In the fifth year of defending itself against Russia, Ukraine faces a deepening and ongoing humanitarian crisis in the country’s east, United Nations’ relief workers warned on Jan. 31.
Throughout the country’s eastern Donbas region, some 5.2 million Ukrainian civilians remain exposed to the dangers and misery of war, while 3.5 million are said to be in need of urgent humanitarian assistance.
According to the latest numbers from the UN humanitarian mission to Ukraine, up to 13,000 people have been killed, including an estimated 3,320 civilians, while as many as 30,000 have been injured.
Public services and civilian infrastructure remains devastated across the county’s far east, while a paralyzed economy has created widespread unemployment and extreme poverty for many families, relief workers say. The region is also gripped by a mental health crisis, with the UN saying that years of turmoil and violence has resulted in psychological trauma for thousands of people that will take years to heal.
About a third of the area of Ukraine’s eastern oblasts of Donetsk and Luhansk have been occupied by Russian forces and Russian-backed militants since the Kremlin launched its war against Ukraine in March 2014, shortly after Kremlin forces invaded and occupied Crimean peninsula. Despite ongoing peace negotiations and multiple ceasefire agreements, the fighting has continued.
Ongoing humanitarian response
Launching the UN’s latest humanitarian response plan in the Ukrainian capital Kyiv on Jan. 31, a strategy to be implemented throughout 2019, UN relief workers said violence is still a daily “fact of life” for many residents of Ukraine’s eastern Donbas region.

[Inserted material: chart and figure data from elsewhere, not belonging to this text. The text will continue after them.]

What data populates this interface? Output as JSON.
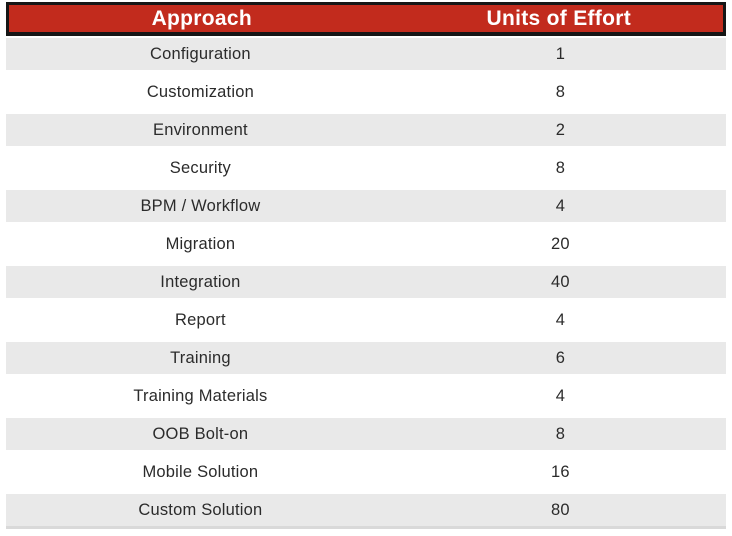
{
  "table": {
    "columns": [
      {
        "label": "Approach"
      },
      {
        "label": "Units of Effort"
      }
    ],
    "rows": [
      {
        "approach": "Configuration",
        "effort": "1"
      },
      {
        "approach": "Customization",
        "effort": "8"
      },
      {
        "approach": "Environment",
        "effort": "2"
      },
      {
        "approach": "Security",
        "effort": "8"
      },
      {
        "approach": "BPM / Workflow",
        "effort": "4"
      },
      {
        "approach": "Migration",
        "effort": "20"
      },
      {
        "approach": "Integration",
        "effort": "40"
      },
      {
        "approach": "Report",
        "effort": "4"
      },
      {
        "approach": "Training",
        "effort": "6"
      },
      {
        "approach": "Training Materials",
        "effort": "4"
      },
      {
        "approach": "OOB Bolt-on",
        "effort": "8"
      },
      {
        "approach": "Mobile Solution",
        "effort": "16"
      },
      {
        "approach": "Custom Solution",
        "effort": "80"
      }
    ]
  },
  "chart_data": {
    "type": "table",
    "title": "",
    "columns": [
      "Approach",
      "Units of Effort"
    ],
    "categories": [
      "Configuration",
      "Customization",
      "Environment",
      "Security",
      "BPM / Workflow",
      "Migration",
      "Integration",
      "Report",
      "Training",
      "Training Materials",
      "OOB Bolt-on",
      "Mobile Solution",
      "Custom Solution"
    ],
    "values": [
      1,
      8,
      2,
      8,
      4,
      20,
      40,
      4,
      6,
      4,
      8,
      16,
      80
    ],
    "layout": {
      "header_position": "top",
      "row_striping": "odd-rows-gray"
    }
  },
  "colors": {
    "header_bg": "#c22b1d",
    "header_text": "#ffffff",
    "border": "#161616",
    "row_alt_bg": "#e9e9e9",
    "body_text": "#2b2b2b",
    "bottom_line": "#d9d9d9"
  }
}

Alice Armanni Sequi, the newly-appointed head of office in Ukraine for the UN Office for the Coordination of Humanitarian Affairs, or OCHA, said that the UN planned to allocate $162 million in funding for 97 separate projects throughout 2019 to help alleviate suffering and provide vital services to 2.3 million of eastern Ukraine’s most vulnerable people.
With 5.2 million residents of eastern Ukraine regarded by the UN as vulnerable and 3.5 million in need of urgent help, OCHA’s new $162 million humanitarian response for 2019 reaches less than half of those who need assistance.
Sequi said that 51 percent of the funding, provided by donors, would be allocated to non-governmental organizations and charities who are working to provide relief to people who are still impacted by “repeated and intense hostilities.”
She added that Ukrainians in the worst-affected areas still struggle to get access to basic services; 240,000 schoolchildren and teachers are considered at high risk while two-thirds of health facilities have been rendered useless.
Throughout 2018, continued fighting that included shelling, landmine explosions and sniper fire had damaged homes, schools and hospitals, while more than 85 separate incidents had affected water, sanitation and heating systems, UN relief workers said.
“The sustained support of the international community is needed more than ever,” said Osnat Lubrani, the UN’s humanitarian coordinator for Ukraine.
“In 2018, more than one million vulnerable Ukrainians received critical assistance and protection services through the generous contributions of donors to the Humanitarian Response Plan. However, more could have been done if more funding had been available,” she also said.